Era la primera vez que le habían solicitado hablar durante una audiencia, aunque había estado presente en muchas de ellas.
—Estoy convencido de que a mis tíos les mueve su devoción por mi padre... —dijo al tiempo que hacía una profunda reverencia. Tras incorporarse, prosiguió:— Pero considero que el juicio del señor Otori es acertado. El señor Mori no debe quitarse la vida; en cambio, ha de continuar a las órdenes del clan, que se beneficia en gran medida de su lealtad y talento. Ha perdido a su hijo mayor, por lo tanto el Cielo ya le ha castigado. Hagamos que pague su culpa entregando a uno de sus otros hijos al servicio del dios del río, en el santuario, al que también donará caballos.
Shoichi dijo:
—El señor Shigeru demuestra una sabiduría impropia de su edad.

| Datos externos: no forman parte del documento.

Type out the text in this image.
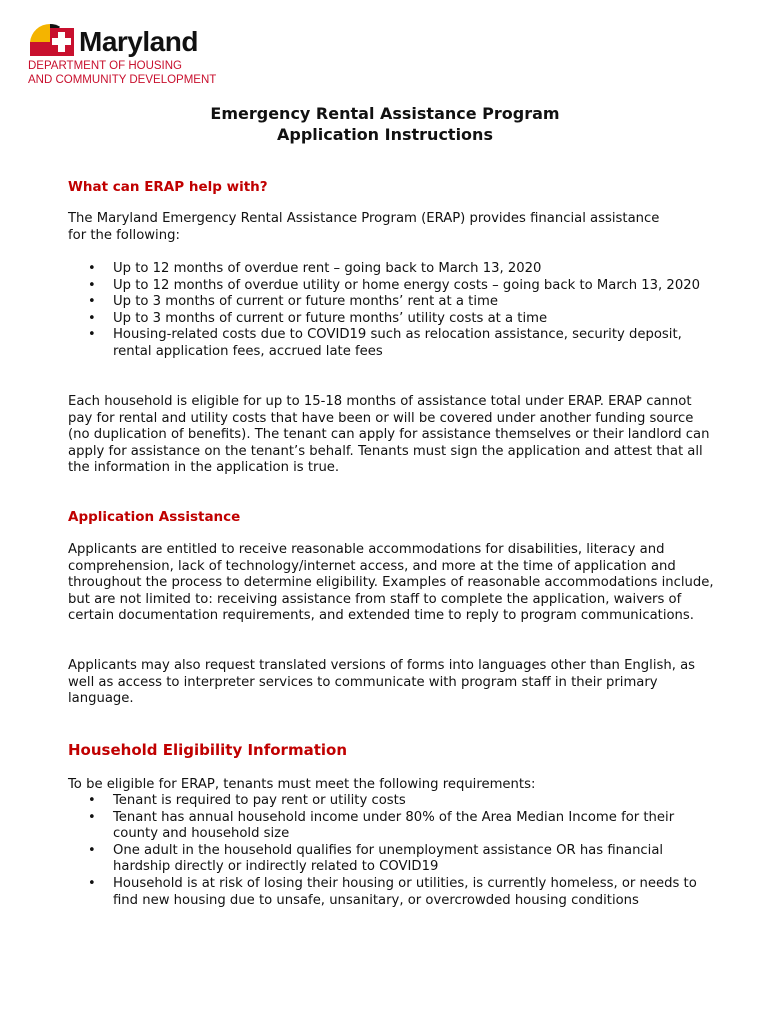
Maryland
DEPARTMENT OF HOUSING
AND COMMUNITY DEVELOPMENT
Emergency Rental Assistance Program
Application Instructions
What can ERAP help with?
The Maryland Emergency Rental Assistance Program (ERAP) provides financial assistance
for the following:
• Up to 12 months of overdue rent – going back to March 13, 2020
• Up to 12 months of overdue utility or home energy costs – going back to March 13, 2020
• Up to 3 months of current or future months’ rent at a time
• Up to 3 months of current or future months’ utility costs at a time
• Housing-related costs due to COVID19 such as relocation assistance, security deposit, rental application fees, accrued late fees
Each household is eligible for up to 15-18 months of assistance total under ERAP. ERAP cannot pay for rental and utility costs that have been or will be covered under another funding source (no duplication of benefits). The tenant can apply for assistance themselves or their landlord can apply for assistance on the tenant’s behalf. Tenants must sign the application and attest that all the information in the application is true.
Application Assistance
Applicants are entitled to receive reasonable accommodations for disabilities, literacy and comprehension, lack of technology/internet access, and more at the time of application and throughout the process to determine eligibility. Examples of reasonable accommodations include, but are not limited to: receiving assistance from staff to complete the application, waivers of certain documentation requirements, and extended time to reply to program communications.
Applicants may also request translated versions of forms into languages other than English, as well as access to interpreter services to communicate with program staff in their primary language.
Household Eligibility Information
To be eligible for ERAP, tenants must meet the following requirements:
• Tenant is required to pay rent or utility costs
• Tenant has annual household income under 80% of the Area Median Income for their county and household size
• One adult in the household qualifies for unemployment assistance OR has financial hardship directly or indirectly related to COVID19
• Household is at risk of losing their housing or utilities, is currently homeless, or needs to find new housing due to unsafe, unsanitary, or overcrowded housing conditions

Aun así, considero que semejante acuerdo no anula el insulto hacia nuestra familia.
—El insulto no ha sido tan grande —replicó Shigeru—. Fue un accidente que ocurrió mientras unos niños jugaban. Los hijos de otras familias estuvieron implicados. ¿Acaso vamos a culpabilizar también a sus padres?
Todos los padres involucrados se hallaban presentes en la estancia: Endo, Miyoshi, Mori y el propio Shigemori. Algo prendió una chispa de ira en el interior de Shigeru, y estalló:
—No deberíamos matar a los nuestros. Tenemos enemigos que ya tienen bastantes ganas de acabar con nosotros.

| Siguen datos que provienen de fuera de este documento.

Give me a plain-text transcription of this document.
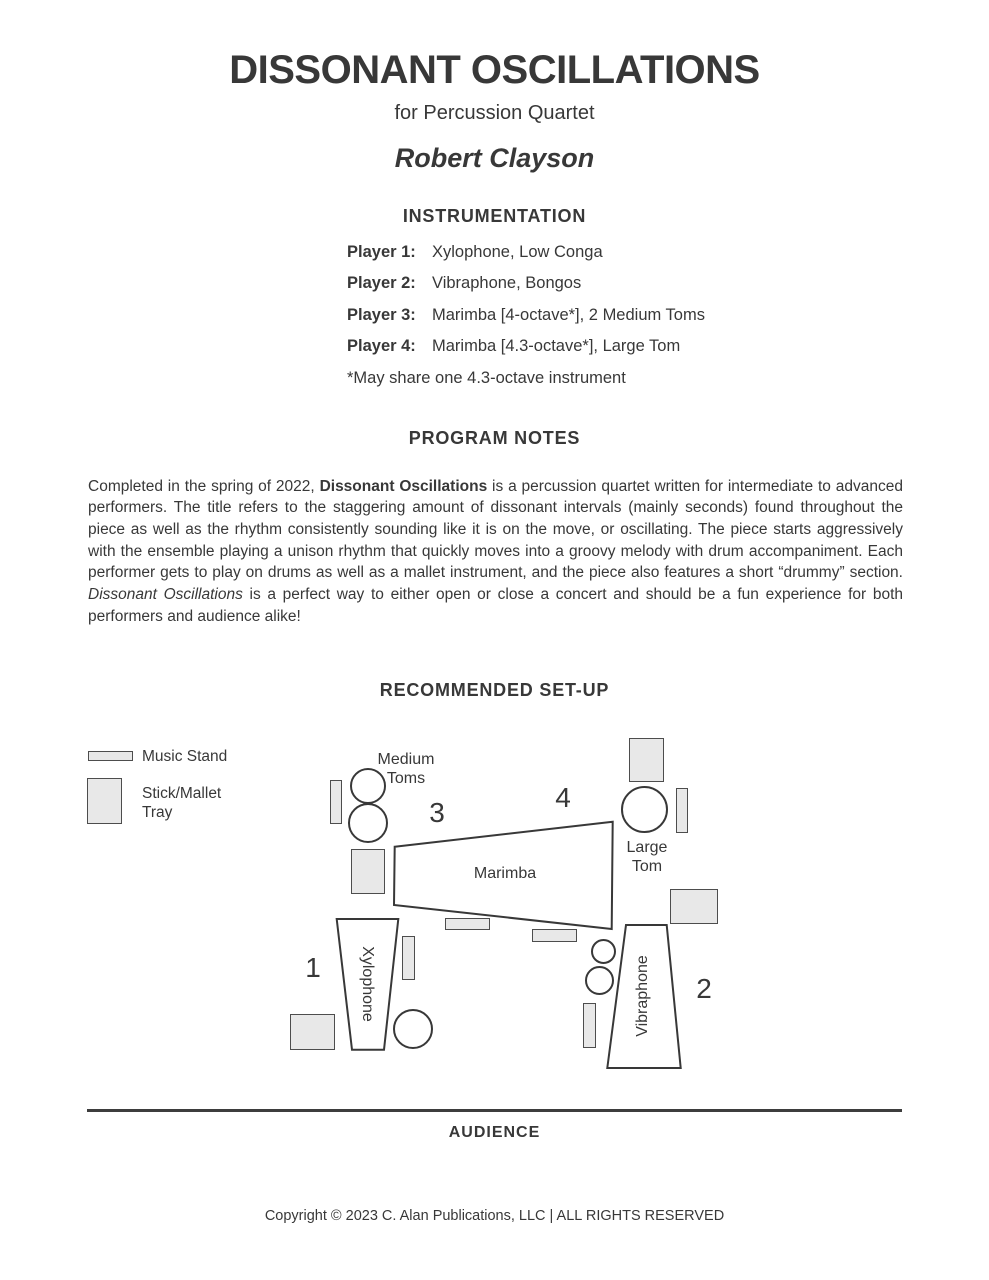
DISSONANT OSCILLATIONS
for Percussion Quartet
Robert Clayson
INSTRUMENTATION
Player 1: Xylophone, Low Conga
Player 2: Vibraphone, Bongos
Player 3: Marimba [4-octave*], 2 Medium Toms
Player 4: Marimba [4.3-octave*], Large Tom
*May share one 4.3-octave instrument
PROGRAM NOTES

Completed in the spring of 2022, Dissonant Oscillations is a percussion quartet written for intermediate to advanced performers. The title refers to the staggering amount of dissonant intervals (mainly seconds) found throughout the piece as well as the rhythm consistently sounding like it is on the move, or oscillating. The piece starts aggressively with the ensemble playing a unison rhythm that quickly moves into a groovy melody with drum accompaniment. Each performer gets to play on drums as well as a mallet instrument, and the piece also features a short “drummy” section. Dissonant Oscillations is a perfect way to either open or close a concert and should be a fun experience for both performers and audience alike!

RECOMMENDED SET-UP
Music Stand
Stick/Mallet
Tray
Medium
Toms
3	4
Large
Tom
Marimba
1	Xylophone	Vibraphone 2
AUDIENCE
Copyright © 2023 C. Alan Publications, LLC | ALL RIGHTS RESERVED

Su argumento sonaba lastimosamente infantil aun a sus propios oídos, y optó por quedarse en silencio. Le pareció notar una expresión de desdén en el rostro de Masahiro.
El señor Otori tomó la palabra.
—Estoy de acuerdo con el juicio de mi hijo. Se hará tal como él sugiere, con una salvedad. Mori, te quedan dos hijos, según tengo entendido. Que el más pequeño se instale en el santuario y el otro venga a alojarse con nosotros. Entrará al servicio de Shigeru y recibirá instrucción junto a él.
—El honor es excesivo... —empezó a protestar Mori, pero Shigemori levantó una mano.
—La decisión está tomada.
Shigeru era consciente de la contrariedad que sus tíos ocultaban ante semejante decisión, lo que le desconcertaba en gran medida. Ambos contaban con todas las ventajas que su rango acarreaba y una riqueza más que suficiente; aun así, no estaban satisfechos. No habían deseado la muerte de Mori por cuestiones de honor, sino por razones más oscuras como la ambición, la crueldad y la envidia. El joven no se sentía capaz de expresar sus impresiones a su padre o a los lacayos principales —parecería una grave deslealtad a la familia—, pero a partir de aquel día los vigiló a escondidas y no volvió a confiar en ellos.
Mori Kiyoshige pasó a convertirse en el mejor amigo de Shigeru. Mientras su hermano pequeño se había quedado sollozando en la presa, Kiyoshige había salido corriendo en busca de ayuda. No había llorado ni entonces ni con posterioridad; se decía que jamás derramaba una lágrima. Su madre se había preparado para la muerte de su esposo y la ruina de toda la familia; cuando Yusuke regresó a casa sano y salvo, con la noticia de que el hijo mayor de ambos iba a instalarse en el castillo, rompió a llorar de alivio y de alegría.